Am Freitagabend bildeten 200 000 Menschen eine Menschenkette quer über die Insel und auf dem Hongkonger Festland und verliehen den fünf Forderungen Nachdruck - eine Anlehnung an den 30. Jahrestag des »Baltischen Wegs«, einer 650 Kilometer langen Menschenkette durch Estland, Lettland und Litauen in Erinnerung an den 50. Jahrestag des »Hitler-Stalin-Paktes«.
Zweiundzwanzig Jahre nach der Rückgabe der britischen Kolonie an China steht Peking vor einem Dilemma. Denn die Protestierenden in Hongkong verstehen sich darauf, international für Bilder zu sorgen, die Peking unter Druck setzen. Zwar gibt es inzwischen auch Demonstrationen für China und zur Unterstützung der Hongkonger Polizei, doch die bleiben zahlenmäßig weit hinter denen der Protestbewegung.
In fünf Wochen, am 1. Oktober, will die Volksrepublik ihren 70. Jahrestag feiern. Bilder von Massendemonstrationen in Hongkong passen da nicht in die Erzählung vom friedlichen Aufstieg zu Wohlstand und internationalem Ansehen.
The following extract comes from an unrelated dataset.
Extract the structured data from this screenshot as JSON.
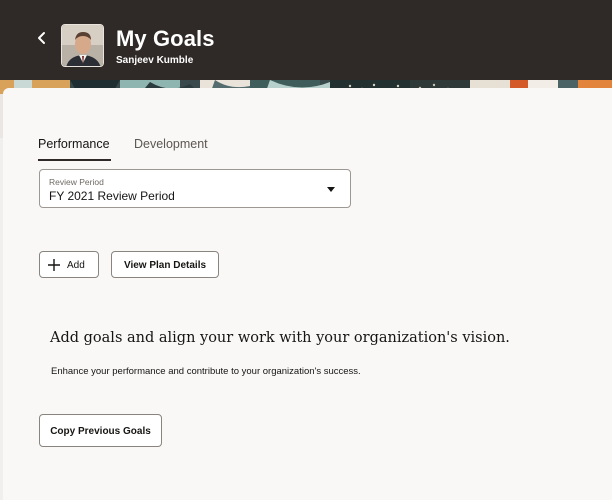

Dazu kommt, dass die Proteste die Grundthesen des chinesischen Entwicklungsmodells in Frage stellen. Dazu gehört, dass Politik und Wirtschaft in getrennten Sphären operieren und dass Wachstum, Handel und Investitionen keiner Demokratie westlicher Prägung bedürften. Doch ein Teil der Protestierenden legt es darauf an, durch eine Schädigung des Wirtschaftsstandorts den Druck auf die Regierung in Hongkong zu erhöhen. Die Blockade des Flughafens gehört genauso dazu wie etwa die Überlegung, durch die Auflösung von Bankkonten und das Abheben von großen Summen die Inflation anzutreiben. Schon gibt es in Peking die Überlegung, Shanghai zu einer Freihandelszone umzuwandeln und so den Kapitalfluss aus dem Ausland nach China zu vereinfachen. Das würde wiederum die Rolle Hongkongs als Finanzplatz schwächen.
Dazu kommt, dass die Proteste auch den Führungsanspruch der Kommunistischen Partei in Frage stellen, zumindest indirekt. Die Übungen paramilitärischer Einheiten in Shenzhen an der Grenze zu Hongkong sind daher eine deutliche Warnung.
Doch bisher zeigen sich die Hongkonger davon nicht beeindruckt. Für Samstag ist bereits die nächste Großdemonstration angesetzt, am fünften Jahrestag der Pekinger Entscheidung gegen demokratische Wahlen in Hongkong. 2014 hatte die vor allem studentisch geprägte Regenbogenbewegung für 79 Tage Teile des Zentrums besetzt, um eine Reform des Wahlrechts zu erreichen. Hongkonger können zwar über den Regierungschef abstimmen, die Kandidaten müssen aber von einem Peking-freundlichen Nominierungskomitee abgesegnet werden.
Anders als 2014 werden die Proteste in diesem Jahr von weiten Schichten der Bevölkerung mitgetragen und unterstützt. Doch viele Studenten sind auch dieses Mal wieder mit dabei. Erst in der vergangenen Woche haben Studierendenvertretungen von zehn Universitäten angekündigt, zum Semesterbeginn Anfang September für zwei Wochen zu streiken. Es ist leicht zu erraten, wo die streikenden Studierenden dann zu finden sein werden - auf der Straße.